Read: Isaiah 2:1-4
The mountain of the house of the Lord shall be established as the highest of the mountains. (v. 2)
The summer before our first child was born, my wife and I decided to take a vacation (some call it a “babymoon”) to the Pacific Northwest. We spent a day hiking in Mount Rainier National Park. Mount Rainier rises 14,000 feet above sea level. We had been to Colorado and Montana earlier and had hiked some large mountains, but Rainier seemed so much bigger. I learned later that this was due to perspective.
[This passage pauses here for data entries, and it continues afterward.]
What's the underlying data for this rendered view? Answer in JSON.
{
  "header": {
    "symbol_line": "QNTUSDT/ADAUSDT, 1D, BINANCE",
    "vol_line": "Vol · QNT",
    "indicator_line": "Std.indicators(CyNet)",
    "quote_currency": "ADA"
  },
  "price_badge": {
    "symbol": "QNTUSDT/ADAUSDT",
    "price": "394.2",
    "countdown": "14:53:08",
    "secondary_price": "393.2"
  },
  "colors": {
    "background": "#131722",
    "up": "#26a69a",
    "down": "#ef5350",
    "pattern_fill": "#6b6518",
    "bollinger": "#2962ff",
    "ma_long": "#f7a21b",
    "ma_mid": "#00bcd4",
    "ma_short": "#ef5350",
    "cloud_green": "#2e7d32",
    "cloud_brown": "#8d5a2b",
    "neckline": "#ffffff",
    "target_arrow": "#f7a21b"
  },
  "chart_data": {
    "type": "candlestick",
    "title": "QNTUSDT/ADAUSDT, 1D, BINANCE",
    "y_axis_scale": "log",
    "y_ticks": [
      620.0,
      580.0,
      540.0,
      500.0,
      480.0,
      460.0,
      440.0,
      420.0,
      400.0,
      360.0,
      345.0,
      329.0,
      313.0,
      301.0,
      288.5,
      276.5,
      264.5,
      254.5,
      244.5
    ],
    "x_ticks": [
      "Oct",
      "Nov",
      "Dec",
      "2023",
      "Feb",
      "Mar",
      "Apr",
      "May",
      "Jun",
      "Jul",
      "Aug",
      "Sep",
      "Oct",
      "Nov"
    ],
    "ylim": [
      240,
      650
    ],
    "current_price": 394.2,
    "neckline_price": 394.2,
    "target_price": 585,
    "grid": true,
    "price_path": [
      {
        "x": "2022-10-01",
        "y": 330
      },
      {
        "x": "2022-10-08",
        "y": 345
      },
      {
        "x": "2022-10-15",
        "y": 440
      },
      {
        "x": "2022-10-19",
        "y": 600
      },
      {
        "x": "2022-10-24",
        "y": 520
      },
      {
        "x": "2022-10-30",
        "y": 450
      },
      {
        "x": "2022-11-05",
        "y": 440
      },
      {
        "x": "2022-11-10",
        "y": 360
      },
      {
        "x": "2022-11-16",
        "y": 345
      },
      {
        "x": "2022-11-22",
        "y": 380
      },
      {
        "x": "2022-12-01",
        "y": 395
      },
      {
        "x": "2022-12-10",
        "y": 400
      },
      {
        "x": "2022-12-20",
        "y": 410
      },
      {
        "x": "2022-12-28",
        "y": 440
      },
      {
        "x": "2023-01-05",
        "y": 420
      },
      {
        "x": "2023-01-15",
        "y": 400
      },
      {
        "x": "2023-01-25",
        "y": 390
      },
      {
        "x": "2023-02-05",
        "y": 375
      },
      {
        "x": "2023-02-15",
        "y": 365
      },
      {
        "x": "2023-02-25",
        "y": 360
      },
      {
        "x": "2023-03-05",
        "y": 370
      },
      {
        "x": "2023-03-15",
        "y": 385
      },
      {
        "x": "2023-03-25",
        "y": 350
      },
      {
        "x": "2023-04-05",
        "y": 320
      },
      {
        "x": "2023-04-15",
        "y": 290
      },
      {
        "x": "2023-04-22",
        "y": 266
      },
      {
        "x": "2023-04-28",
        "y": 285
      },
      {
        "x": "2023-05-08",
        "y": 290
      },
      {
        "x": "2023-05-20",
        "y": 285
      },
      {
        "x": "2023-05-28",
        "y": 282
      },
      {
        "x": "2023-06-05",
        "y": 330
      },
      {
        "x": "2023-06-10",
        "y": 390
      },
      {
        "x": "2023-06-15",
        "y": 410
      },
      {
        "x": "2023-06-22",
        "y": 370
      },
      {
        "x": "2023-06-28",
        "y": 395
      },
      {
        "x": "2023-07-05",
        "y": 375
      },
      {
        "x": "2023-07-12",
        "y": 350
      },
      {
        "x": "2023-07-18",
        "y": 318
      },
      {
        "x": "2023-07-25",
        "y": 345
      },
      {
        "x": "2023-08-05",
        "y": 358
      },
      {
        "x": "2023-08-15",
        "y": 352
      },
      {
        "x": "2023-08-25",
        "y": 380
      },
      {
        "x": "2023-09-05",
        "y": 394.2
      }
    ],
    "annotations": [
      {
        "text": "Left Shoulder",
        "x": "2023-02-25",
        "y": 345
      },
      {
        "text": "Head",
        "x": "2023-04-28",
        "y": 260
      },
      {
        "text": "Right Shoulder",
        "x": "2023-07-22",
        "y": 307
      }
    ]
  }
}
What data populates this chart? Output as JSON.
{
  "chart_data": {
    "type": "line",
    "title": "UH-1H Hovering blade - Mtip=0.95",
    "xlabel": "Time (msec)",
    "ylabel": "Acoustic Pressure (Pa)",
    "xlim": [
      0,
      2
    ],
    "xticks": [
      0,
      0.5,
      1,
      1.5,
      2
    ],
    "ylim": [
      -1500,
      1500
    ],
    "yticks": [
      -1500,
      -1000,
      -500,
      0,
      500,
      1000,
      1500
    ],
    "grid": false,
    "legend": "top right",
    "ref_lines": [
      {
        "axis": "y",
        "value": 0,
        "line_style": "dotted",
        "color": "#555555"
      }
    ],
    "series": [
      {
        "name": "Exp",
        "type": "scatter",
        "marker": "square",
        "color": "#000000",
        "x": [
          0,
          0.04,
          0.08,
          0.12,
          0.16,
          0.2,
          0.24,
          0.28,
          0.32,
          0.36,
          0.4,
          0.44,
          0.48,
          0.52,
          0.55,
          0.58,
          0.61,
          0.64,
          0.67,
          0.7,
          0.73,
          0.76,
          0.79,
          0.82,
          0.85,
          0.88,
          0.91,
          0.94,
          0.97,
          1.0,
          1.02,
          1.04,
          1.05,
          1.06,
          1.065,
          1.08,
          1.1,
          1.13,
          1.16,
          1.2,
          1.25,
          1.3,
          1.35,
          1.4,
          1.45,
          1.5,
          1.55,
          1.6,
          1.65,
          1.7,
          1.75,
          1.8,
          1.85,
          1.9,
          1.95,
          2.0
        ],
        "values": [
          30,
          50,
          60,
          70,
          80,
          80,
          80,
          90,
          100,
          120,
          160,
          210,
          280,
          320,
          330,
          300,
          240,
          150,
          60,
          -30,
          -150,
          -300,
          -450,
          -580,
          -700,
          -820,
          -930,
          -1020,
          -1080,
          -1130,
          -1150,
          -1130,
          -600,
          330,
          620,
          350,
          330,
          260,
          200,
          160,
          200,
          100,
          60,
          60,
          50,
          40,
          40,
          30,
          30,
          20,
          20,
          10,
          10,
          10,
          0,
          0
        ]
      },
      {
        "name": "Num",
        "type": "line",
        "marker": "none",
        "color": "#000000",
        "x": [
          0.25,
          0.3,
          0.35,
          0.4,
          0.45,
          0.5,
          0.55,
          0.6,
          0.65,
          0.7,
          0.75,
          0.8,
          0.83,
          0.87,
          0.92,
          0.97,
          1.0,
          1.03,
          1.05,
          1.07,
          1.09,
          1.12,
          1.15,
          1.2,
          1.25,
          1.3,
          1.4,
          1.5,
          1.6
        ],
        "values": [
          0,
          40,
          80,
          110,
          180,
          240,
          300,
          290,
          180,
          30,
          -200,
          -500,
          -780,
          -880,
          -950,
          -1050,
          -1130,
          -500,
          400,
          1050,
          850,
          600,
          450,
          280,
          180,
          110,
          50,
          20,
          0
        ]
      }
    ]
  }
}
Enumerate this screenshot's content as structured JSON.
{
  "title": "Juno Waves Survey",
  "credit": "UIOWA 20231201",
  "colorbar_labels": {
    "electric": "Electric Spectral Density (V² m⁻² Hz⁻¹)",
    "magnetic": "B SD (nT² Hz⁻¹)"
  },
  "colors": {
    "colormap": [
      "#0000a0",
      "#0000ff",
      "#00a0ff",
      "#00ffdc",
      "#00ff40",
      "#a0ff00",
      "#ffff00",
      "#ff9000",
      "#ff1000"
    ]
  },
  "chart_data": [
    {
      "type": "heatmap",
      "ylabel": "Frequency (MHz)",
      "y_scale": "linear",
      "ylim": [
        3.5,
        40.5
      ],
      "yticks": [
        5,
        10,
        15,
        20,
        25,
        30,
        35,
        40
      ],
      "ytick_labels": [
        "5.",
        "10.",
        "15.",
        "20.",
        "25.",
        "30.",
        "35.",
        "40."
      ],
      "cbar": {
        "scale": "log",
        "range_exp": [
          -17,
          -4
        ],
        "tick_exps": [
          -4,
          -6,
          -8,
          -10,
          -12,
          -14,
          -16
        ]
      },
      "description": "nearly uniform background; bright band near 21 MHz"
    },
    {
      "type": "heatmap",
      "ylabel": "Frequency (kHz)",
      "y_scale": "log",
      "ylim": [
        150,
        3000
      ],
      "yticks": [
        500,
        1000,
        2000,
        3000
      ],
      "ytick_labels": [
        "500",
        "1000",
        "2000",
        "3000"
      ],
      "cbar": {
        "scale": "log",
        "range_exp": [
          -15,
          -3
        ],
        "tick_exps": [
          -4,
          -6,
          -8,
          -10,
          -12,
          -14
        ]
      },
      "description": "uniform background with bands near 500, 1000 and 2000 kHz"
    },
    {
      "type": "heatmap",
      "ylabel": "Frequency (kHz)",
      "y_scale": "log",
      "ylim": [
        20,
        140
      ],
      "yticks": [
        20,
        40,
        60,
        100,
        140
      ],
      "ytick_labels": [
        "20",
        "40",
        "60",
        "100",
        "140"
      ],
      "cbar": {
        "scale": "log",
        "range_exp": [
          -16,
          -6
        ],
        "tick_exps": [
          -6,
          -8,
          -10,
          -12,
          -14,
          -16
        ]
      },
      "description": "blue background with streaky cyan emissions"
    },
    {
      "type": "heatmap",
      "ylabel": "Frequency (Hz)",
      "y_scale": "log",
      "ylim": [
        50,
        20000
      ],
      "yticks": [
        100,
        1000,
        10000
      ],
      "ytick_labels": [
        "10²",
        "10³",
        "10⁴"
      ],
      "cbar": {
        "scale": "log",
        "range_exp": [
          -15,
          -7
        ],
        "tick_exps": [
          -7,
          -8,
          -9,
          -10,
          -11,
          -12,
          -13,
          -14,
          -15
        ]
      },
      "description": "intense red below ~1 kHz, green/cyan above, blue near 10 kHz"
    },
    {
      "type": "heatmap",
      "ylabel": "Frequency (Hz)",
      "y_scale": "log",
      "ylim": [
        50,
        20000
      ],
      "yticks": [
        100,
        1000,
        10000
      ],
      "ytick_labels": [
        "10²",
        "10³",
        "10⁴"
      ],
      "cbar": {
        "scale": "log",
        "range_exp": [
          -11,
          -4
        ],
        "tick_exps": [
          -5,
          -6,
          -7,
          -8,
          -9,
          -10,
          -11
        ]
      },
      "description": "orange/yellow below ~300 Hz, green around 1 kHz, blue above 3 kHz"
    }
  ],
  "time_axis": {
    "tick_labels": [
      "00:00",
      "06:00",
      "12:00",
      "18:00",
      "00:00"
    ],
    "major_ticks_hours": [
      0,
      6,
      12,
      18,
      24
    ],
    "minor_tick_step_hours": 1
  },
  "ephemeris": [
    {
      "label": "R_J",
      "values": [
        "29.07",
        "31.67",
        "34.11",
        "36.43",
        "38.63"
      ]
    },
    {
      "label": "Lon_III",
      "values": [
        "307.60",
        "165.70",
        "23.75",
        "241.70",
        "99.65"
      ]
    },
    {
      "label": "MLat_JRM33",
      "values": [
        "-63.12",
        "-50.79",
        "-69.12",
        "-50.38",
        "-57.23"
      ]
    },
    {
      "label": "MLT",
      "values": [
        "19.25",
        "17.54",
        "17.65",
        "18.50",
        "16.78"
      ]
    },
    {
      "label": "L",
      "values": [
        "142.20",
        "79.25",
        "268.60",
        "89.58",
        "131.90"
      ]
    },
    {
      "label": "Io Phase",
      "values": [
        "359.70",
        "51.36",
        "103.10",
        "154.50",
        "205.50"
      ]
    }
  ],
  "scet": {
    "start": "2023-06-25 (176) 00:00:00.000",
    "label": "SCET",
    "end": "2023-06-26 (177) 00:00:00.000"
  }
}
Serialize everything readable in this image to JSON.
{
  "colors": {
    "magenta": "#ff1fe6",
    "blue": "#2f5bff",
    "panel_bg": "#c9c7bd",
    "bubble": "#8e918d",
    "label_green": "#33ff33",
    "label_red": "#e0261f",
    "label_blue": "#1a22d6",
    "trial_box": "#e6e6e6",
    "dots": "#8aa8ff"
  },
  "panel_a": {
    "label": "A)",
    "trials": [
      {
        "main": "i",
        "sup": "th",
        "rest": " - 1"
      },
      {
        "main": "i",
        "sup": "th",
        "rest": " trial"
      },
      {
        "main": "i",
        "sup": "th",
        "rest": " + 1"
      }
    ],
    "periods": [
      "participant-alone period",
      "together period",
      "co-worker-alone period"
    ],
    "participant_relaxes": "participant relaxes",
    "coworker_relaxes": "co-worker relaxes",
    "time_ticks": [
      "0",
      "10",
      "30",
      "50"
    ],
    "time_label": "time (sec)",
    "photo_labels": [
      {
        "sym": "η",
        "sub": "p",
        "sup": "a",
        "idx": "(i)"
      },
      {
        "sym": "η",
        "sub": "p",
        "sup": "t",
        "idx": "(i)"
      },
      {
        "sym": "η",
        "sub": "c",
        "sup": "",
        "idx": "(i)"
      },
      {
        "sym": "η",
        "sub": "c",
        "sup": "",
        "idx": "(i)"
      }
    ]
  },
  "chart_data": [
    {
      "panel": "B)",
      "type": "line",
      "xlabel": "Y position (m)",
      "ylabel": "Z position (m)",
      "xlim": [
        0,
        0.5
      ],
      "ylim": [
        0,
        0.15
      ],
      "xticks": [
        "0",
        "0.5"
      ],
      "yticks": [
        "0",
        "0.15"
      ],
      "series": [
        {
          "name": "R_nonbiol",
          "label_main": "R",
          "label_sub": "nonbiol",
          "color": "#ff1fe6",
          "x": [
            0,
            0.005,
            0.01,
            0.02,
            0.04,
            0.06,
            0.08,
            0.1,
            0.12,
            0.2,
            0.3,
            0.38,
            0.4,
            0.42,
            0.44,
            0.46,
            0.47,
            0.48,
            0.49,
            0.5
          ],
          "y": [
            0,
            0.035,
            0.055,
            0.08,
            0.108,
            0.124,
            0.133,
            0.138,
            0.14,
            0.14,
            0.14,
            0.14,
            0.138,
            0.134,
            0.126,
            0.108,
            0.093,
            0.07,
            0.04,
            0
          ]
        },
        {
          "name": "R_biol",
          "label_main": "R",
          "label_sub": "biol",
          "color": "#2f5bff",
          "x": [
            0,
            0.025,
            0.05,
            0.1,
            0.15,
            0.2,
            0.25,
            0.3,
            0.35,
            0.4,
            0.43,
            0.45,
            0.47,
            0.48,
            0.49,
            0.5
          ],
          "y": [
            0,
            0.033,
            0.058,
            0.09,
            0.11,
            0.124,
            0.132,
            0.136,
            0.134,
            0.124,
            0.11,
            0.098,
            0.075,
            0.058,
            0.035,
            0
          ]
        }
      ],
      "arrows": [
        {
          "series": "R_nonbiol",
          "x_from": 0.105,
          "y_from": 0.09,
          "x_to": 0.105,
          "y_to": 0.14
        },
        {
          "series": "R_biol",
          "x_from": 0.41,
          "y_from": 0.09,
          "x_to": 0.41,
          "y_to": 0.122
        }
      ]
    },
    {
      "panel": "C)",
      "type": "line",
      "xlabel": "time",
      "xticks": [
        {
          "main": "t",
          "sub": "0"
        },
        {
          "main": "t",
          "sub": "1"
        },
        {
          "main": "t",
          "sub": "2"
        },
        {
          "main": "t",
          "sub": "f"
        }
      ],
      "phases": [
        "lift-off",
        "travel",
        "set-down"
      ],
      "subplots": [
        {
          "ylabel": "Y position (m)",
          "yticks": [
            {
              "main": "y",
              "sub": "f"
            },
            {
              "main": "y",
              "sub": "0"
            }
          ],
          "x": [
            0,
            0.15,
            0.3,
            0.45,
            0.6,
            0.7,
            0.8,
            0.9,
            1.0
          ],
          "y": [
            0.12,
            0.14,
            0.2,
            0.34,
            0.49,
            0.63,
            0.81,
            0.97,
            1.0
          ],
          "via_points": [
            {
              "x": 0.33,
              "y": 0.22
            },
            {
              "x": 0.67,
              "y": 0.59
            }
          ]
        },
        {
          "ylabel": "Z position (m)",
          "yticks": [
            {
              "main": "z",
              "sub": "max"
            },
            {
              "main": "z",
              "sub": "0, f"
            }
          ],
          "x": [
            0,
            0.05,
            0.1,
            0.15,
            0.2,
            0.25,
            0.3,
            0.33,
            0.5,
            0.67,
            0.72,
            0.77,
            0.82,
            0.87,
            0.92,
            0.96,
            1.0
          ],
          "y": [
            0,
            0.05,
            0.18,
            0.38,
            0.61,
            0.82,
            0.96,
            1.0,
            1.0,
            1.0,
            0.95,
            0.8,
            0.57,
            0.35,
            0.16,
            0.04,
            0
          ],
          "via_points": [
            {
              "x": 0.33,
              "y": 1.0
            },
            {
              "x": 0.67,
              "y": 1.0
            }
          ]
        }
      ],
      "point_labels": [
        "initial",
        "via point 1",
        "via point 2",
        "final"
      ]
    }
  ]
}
A 14,000-foot mountain viewed from sea level is much different than a 14,000-foot mountain viewed from a starting altitude of 5,000 feet.
In today’s passage, Isaiah looked to the day when the house of the Lord would be established as the highest mountain. Isaiah’s prophesy was fulfilled, but in a way that didn’t match people’s perspective. Jesus is that high mountain, but the people of Israel were expecting a Messiah who would establish a new political order, not one who would die on a cross. In his humiliation, Jesus lowered himself, and at his resurrection rose as the highest mountain for our sake. In Advent, we wait for the final day when, “every knee should bow . . . and every tongue confess that Jesus Christ is Lord” (Phil. 2:10-11).
In this season, we relive Jesus’ first coming and anticipate his final coming. He is the one who stands above all others yet lowered himself that we might be saved. —Andy Bast
As you pray, thank God that Jesus Christ came to redeem us in a totally unexpected way.